Avenida de Fuerzas Armadas – Caracas, Venezeula
While many adaptive reuse projects are spearheaded by governments, design labs and corporations (often intrinsically underlined by millions in capital), some of the most interesting, practical and truly public placemaking initiatives come organically from the residents and frequenters of space themselves. Nothing shows this more vibrantly than the spontaneous second hand book market that emerged under the Avenida de Fuerza Armadas Flyover, bringing with it a generation of hip readers and elderly intellectuals alike. With the market picking up pace and the area quickly regarded as one of leisure and recreation, in 2011 a $1 million project funded by the Caracas city council revamped the area and formalized the market after nearly 30 years of informal operation.
Growing Underground – London, UK
London’s unique subterranean network of subways, tunnels and stations were the scene of refuge during WWII and are now experiencing a Michelin-starred renaissance as two entrepreneurs and celebrity chef Michel Roux Jr have taken over an ex-bomb shelter, under London Underground’s Northern Line tracks, for the British capitals fist subterranean urban farm. Supplying local restaurants with vegetables and herbs, its eco-friendly sophisticated set up grows crops with minimal water and lighting.

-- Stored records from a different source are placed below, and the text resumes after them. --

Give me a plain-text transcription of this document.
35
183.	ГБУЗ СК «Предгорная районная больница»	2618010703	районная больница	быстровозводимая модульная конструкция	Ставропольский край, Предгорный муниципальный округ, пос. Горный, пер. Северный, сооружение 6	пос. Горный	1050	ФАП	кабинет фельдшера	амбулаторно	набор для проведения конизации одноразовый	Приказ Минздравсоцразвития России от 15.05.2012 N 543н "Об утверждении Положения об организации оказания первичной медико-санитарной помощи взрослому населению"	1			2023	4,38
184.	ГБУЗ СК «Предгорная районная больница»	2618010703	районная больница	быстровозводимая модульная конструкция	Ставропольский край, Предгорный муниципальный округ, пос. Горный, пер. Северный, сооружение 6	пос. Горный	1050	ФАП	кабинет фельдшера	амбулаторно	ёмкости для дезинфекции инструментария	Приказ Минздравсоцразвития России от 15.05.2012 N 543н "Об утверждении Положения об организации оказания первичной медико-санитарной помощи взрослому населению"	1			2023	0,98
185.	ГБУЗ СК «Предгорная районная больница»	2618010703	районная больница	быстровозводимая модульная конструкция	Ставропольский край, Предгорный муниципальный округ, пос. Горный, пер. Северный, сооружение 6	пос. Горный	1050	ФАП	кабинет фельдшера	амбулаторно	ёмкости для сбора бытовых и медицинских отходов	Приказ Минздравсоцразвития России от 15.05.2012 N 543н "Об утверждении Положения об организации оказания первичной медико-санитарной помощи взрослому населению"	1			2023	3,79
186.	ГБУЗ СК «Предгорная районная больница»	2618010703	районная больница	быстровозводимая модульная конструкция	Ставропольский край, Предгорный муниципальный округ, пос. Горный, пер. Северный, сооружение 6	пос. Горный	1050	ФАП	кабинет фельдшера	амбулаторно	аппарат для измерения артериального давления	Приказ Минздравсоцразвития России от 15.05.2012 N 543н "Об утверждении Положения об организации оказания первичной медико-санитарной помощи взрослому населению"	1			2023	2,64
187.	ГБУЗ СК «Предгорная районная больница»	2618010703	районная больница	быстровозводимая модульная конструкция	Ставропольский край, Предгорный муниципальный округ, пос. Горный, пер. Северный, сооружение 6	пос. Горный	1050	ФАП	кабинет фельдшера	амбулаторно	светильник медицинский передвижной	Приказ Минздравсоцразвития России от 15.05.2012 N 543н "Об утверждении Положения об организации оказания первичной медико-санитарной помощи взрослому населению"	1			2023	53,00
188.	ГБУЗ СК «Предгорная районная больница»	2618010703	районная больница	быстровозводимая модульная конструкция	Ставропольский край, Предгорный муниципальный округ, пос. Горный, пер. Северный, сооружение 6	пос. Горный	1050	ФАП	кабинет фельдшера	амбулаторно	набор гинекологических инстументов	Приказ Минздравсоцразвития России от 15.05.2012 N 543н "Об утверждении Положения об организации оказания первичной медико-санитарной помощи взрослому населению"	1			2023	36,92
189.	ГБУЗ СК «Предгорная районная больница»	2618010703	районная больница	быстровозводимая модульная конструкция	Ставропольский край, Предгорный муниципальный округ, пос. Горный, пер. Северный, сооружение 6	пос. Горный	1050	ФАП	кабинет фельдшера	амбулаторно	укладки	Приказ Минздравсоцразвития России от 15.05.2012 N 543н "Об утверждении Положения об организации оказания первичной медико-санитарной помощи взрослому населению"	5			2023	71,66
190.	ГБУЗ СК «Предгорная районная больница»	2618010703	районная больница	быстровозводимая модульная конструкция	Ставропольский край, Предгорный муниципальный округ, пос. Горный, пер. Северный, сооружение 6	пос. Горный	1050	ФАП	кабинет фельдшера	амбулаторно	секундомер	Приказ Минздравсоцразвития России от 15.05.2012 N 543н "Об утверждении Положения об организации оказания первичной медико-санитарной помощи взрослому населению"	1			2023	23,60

Freedom Park – Lagos, Nigeria
We assume the irony of turning a colonial prison into a public leisure facility that celebrates freedom wasn’t lost on the firm that undertook the transformation of Lagos’ Broad Street Prison. Built to last (England imported thousands of pounds worth of bricks to fortify the facility), it wasn’t until 1976 that the prison was pulled down and by 2010, Freedom Park – the brainchild of creative architects and urban planners committed to commemorating Nigeria’s modern freedom without whitewashing the past – was well and truly alive. Today the park hosts an amphitheatre, a food court, a museum and exhibitions, as well as copy of a cell block, used as an informal co-working space thanks to internet connections.